Each hospital protocol may differ slightly but in general, you will label the bottle(s) with patient name, patient ID, time, date, and location of site of specimen collection, such as “right arm” or “left arm.” For line draws, always indicate which line and/or port. Place the label vertically on the bottle and DO NOT place label over the barcode on the blood culture bottle.
How do contaminated blood cultures impact false positive CLABSI reporting?

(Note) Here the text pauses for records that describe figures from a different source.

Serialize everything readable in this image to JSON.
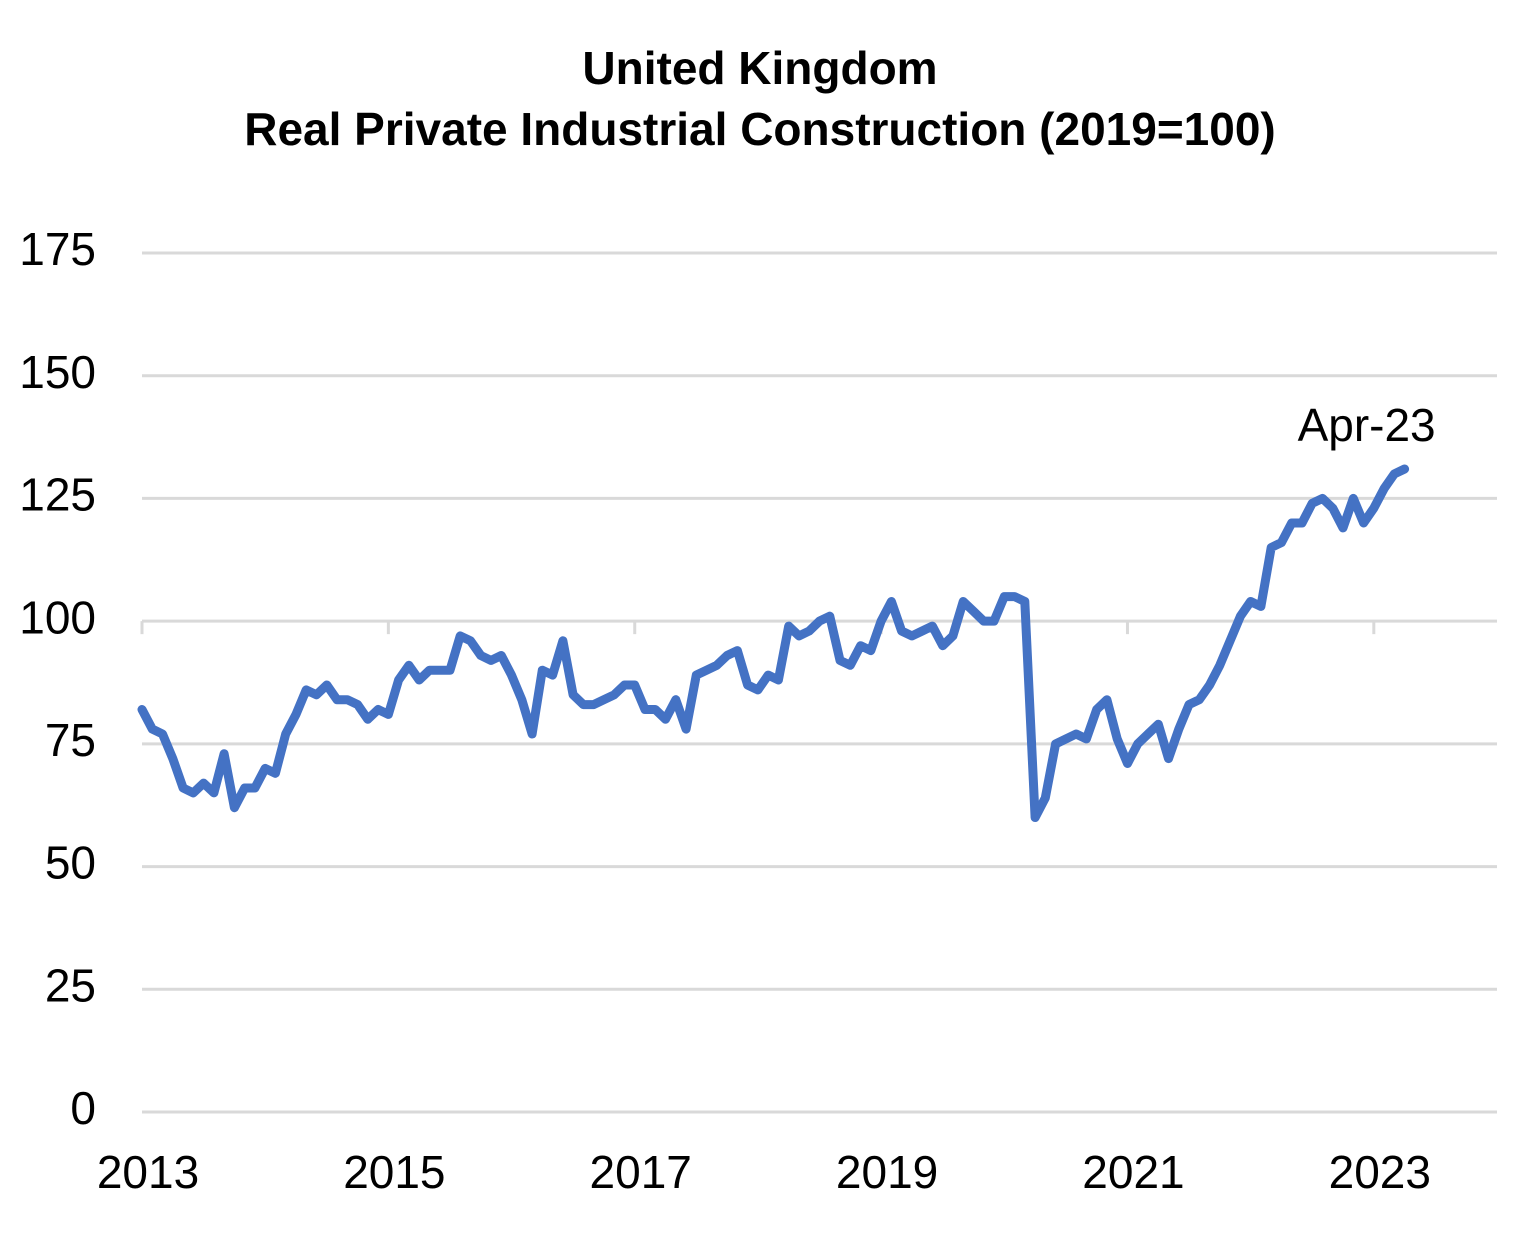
{
  "chart_data": {
    "type": "line",
    "title": [
      "United Kingdom",
      "Real Private Industrial Construction (2019=100)"
    ],
    "x": [
      "2013-01",
      "2013-02",
      "2013-03",
      "2013-04",
      "2013-05",
      "2013-06",
      "2013-07",
      "2013-08",
      "2013-09",
      "2013-10",
      "2013-11",
      "2013-12",
      "2014-01",
      "2014-02",
      "2014-03",
      "2014-04",
      "2014-05",
      "2014-06",
      "2014-07",
      "2014-08",
      "2014-09",
      "2014-10",
      "2014-11",
      "2014-12",
      "2015-01",
      "2015-02",
      "2015-03",
      "2015-04",
      "2015-05",
      "2015-06",
      "2015-07",
      "2015-08",
      "2015-09",
      "2015-10",
      "2015-11",
      "2015-12",
      "2016-01",
      "2016-02",
      "2016-03",
      "2016-04",
      "2016-05",
      "2016-06",
      "2016-07",
      "2016-08",
      "2016-09",
      "2016-10",
      "2016-11",
      "2016-12",
      "2017-01",
      "2017-02",
      "2017-03",
      "2017-04",
      "2017-05",
      "2017-06",
      "2017-07",
      "2017-08",
      "2017-09",
      "2017-10",
      "2017-11",
      "2017-12",
      "2018-01",
      "2018-02",
      "2018-03",
      "2018-04",
      "2018-05",
      "2018-06",
      "2018-07",
      "2018-08",
      "2018-09",
      "2018-10",
      "2018-11",
      "2018-12",
      "2019-01",
      "2019-02",
      "2019-03",
      "2019-04",
      "2019-05",
      "2019-06",
      "2019-07",
      "2019-08",
      "2019-09",
      "2019-10",
      "2019-11",
      "2019-12",
      "2020-01",
      "2020-02",
      "2020-03",
      "2020-04",
      "2020-05",
      "2020-06",
      "2020-07",
      "2020-08",
      "2020-09",
      "2020-10",
      "2020-11",
      "2020-12",
      "2021-01",
      "2021-02",
      "2021-03",
      "2021-04",
      "2021-05",
      "2021-06",
      "2021-07",
      "2021-08",
      "2021-09",
      "2021-10",
      "2021-11",
      "2021-12",
      "2022-01",
      "2022-02",
      "2022-03",
      "2022-04",
      "2022-05",
      "2022-06",
      "2022-07",
      "2022-08",
      "2022-09",
      "2022-10",
      "2022-11",
      "2022-12",
      "2023-01",
      "2023-02",
      "2023-03",
      "2023-04"
    ],
    "series": [
      {
        "name": "Real Private Industrial Construction",
        "color": "#4472c4",
        "values": [
          82,
          78,
          77,
          72,
          66,
          65,
          67,
          65,
          73,
          62,
          66,
          66,
          70,
          69,
          77,
          81,
          86,
          85,
          87,
          84,
          84,
          83,
          80,
          82,
          81,
          88,
          91,
          88,
          90,
          90,
          90,
          97,
          96,
          93,
          92,
          93,
          89,
          84,
          77,
          90,
          89,
          96,
          85,
          83,
          83,
          84,
          85,
          87,
          87,
          82,
          82,
          80,
          84,
          78,
          89,
          90,
          91,
          93,
          94,
          87,
          86,
          89,
          88,
          99,
          97,
          98,
          100,
          101,
          92,
          91,
          95,
          94,
          100,
          104,
          98,
          97,
          98,
          99,
          95,
          97,
          104,
          102,
          100,
          100,
          105,
          105,
          104,
          60,
          64,
          75,
          76,
          77,
          76,
          82,
          84,
          76,
          71,
          75,
          77,
          79,
          72,
          78,
          83,
          84,
          87,
          91,
          96,
          101,
          104,
          103,
          115,
          116,
          120,
          120,
          124,
          125,
          123,
          119,
          125,
          120,
          123,
          127,
          130,
          131
        ]
      }
    ],
    "annotation": "Apr-23",
    "xlim": [
      2013,
      2024
    ],
    "xticks": [
      2013,
      2015,
      2017,
      2019,
      2021,
      2023
    ],
    "ylim": [
      0,
      175
    ],
    "yticks": [
      0,
      25,
      50,
      75,
      100,
      125,
      150,
      175
    ],
    "xaxis_cross": 100,
    "grid": true
  }
}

All acute care hospitals must report CLABSIs to the CDC National Healthcare Safety Network (NHSN). Contaminated blood cultures pose a serious problem to accurate reporting. If a patient has a central line, a contaminated blood culture can result in the reporting of a CLABSI. With over 1.2 million contaminated blood cultures occurring in the U.S. annually, the frequency and associated cost of unnecessary CLABSI reporting is significant. (https://www.aha.org/education-events/impact-and-prevention-false-positive-clabsis) In addition to the financial impact, blood culture contamination has numerous clinical consequences. These patients wrongly diagnosed with a CLABSI are often treated with unnecessary antibiotics with attendant risks of secondary infection such as C. difficile, MDROs, and other antibiotic-associated complications. Inappropriate antibiotic usage is the principal driver of antimicrobial resistance, a significant and growing global problem. It is estimated that blood culture contamination results in over $1 million in avoidable costs to an average-sized hospital each year in addition to the costs associated with CLABSI reporting.